Groups of prime power and the fixed point set

Question

Suppose that $X$ is a finite $G$-set. A group $G$ is of prime power if $|G|=p^n$ for $p$ prime.

The fixed point set $X_G=\{x\in X : gx=x$ $\forall g\in G\}$.

I'm asked to prove that $|X|=|X_G|$ (mod $p$), but I'm unsure of how I should start.

Answer 1

Hint: To show this, you have to remark that if $x$ is not fixed by $G$, the cardinal of $Orb_x$ the orbit of $x$ is $\mid Orb_x\mid =\mid G\mid/\mid G_x\mid$ Where $G_x$ is the subgroup of elements of $G$ which fix $x$. Lagrange implies that $\mid G_x\mid$ divides $\mid G\mid$ so $\mid Orb_x\mid =0$ mod p since $G_x\neq G$. The results follows from the fact that the cardinal of $X$ is the sum of the cardinal of the orbits of $G$. $\mid G\mid =\sum \mid X_G\mid+\sum_{x: G_x\neq G}\mid Orb_x \mid$ since $\mid Orb_x\mid =0$ mod $p$, $\mid X_G\mid =mid X\mid $ mod p.

Answer 2

Remember for each $x \in X$, denoting $G_x = \{g\in G : gx=x\}$ and $O_x = \{y\in X | \exists g\in G : gx = y\}$, a well known theorem in Group Theory claims that $|O_x| = \frac{|G|}{|G_x|}$.

Notice that $|O_x|=1$ iff $x\in X_G$. If $|O_x|>1$ then, since $|O_x| \mid |G|$, we have that $p \mid |O_x|$. Now, since the orbits are a partition of $X$, we have that $|X|=\sum_i |O_i|$.

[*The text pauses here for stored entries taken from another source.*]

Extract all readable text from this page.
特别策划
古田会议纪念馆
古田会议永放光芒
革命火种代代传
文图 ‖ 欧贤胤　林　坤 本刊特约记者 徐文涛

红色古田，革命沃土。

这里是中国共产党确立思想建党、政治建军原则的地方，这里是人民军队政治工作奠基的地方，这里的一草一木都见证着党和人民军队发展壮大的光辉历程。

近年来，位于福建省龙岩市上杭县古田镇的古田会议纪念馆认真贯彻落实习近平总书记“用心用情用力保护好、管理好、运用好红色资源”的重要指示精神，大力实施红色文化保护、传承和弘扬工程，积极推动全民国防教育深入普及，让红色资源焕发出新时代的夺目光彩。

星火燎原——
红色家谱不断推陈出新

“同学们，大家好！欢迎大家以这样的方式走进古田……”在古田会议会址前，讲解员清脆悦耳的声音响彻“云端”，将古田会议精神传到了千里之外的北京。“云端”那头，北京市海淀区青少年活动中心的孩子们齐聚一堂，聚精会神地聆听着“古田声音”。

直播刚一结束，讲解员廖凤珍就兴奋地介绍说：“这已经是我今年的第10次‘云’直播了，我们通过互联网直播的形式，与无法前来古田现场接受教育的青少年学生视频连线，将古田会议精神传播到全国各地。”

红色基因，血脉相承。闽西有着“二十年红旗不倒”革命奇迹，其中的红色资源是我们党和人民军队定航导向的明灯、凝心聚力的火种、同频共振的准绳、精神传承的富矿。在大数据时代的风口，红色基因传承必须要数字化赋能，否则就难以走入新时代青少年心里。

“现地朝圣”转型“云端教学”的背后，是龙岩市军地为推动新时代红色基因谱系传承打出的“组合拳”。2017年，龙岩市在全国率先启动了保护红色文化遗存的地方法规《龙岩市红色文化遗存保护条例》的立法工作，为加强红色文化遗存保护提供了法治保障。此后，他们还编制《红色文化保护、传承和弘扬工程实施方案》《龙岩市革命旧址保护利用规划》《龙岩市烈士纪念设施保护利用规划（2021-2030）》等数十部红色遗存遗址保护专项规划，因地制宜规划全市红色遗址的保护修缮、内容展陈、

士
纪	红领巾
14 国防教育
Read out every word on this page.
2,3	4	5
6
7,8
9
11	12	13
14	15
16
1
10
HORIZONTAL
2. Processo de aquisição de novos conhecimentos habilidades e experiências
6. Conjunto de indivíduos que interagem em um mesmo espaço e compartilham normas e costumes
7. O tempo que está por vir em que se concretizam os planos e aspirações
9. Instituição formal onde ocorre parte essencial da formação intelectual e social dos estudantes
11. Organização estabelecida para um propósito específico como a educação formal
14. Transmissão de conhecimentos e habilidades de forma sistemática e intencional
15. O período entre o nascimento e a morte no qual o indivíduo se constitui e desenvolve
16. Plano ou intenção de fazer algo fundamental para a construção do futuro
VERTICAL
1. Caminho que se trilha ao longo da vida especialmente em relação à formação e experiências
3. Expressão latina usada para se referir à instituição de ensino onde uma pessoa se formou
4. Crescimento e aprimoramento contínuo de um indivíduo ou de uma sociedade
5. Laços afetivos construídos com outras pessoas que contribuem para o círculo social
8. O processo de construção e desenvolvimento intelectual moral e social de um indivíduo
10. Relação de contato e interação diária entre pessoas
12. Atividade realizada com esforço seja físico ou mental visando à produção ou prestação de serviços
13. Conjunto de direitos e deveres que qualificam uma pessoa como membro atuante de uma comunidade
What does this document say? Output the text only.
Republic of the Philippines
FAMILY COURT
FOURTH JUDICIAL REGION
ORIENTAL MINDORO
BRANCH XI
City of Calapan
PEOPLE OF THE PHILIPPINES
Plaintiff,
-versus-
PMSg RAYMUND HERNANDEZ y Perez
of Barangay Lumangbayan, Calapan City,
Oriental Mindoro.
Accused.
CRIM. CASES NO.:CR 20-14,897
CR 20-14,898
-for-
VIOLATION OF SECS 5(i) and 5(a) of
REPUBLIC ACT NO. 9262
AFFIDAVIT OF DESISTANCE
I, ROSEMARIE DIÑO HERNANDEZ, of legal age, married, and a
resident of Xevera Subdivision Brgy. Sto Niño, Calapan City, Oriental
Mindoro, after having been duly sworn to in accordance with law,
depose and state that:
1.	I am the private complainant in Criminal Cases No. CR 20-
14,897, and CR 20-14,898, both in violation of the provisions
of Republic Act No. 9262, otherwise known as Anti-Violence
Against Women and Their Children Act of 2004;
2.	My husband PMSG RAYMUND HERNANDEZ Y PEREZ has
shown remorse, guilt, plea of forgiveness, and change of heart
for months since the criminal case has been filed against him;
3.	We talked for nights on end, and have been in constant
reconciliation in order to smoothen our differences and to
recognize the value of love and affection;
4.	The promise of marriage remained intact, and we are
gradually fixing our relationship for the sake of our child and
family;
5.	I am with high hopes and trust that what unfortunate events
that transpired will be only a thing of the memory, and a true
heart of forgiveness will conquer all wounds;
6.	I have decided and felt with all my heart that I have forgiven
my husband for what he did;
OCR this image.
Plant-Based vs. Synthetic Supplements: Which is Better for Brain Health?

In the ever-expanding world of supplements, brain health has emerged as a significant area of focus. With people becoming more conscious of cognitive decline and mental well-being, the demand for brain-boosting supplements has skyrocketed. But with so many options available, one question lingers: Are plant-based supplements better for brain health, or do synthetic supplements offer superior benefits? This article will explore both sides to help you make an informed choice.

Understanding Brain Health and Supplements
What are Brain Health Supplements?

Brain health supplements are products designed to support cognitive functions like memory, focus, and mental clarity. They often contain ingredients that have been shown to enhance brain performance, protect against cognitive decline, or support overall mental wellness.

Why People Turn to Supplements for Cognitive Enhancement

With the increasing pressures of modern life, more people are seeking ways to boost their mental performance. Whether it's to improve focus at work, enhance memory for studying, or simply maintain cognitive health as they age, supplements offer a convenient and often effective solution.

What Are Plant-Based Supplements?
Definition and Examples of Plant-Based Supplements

Taking this equation mod p, all $O_i$'s such that $|O_i|>1$ disappear, since $p \mid |O_i|$. We are only left with those such $|O_i|=1$. How many do we have of those? Exactly $|X_G|$ (as $|O_x|=1$ iff $x\in X_G$). So we are done.

Answer 3

Note that $G$ acts on $X-X_G$, and $p$ divides the size of every orbit in $X-X_G$ by the Orbit Stabilizer Theorem, hence $p$ divides $|X-X_G|$, i.e. $|X|$ and $|X_G|$ are congruent modulo $p$.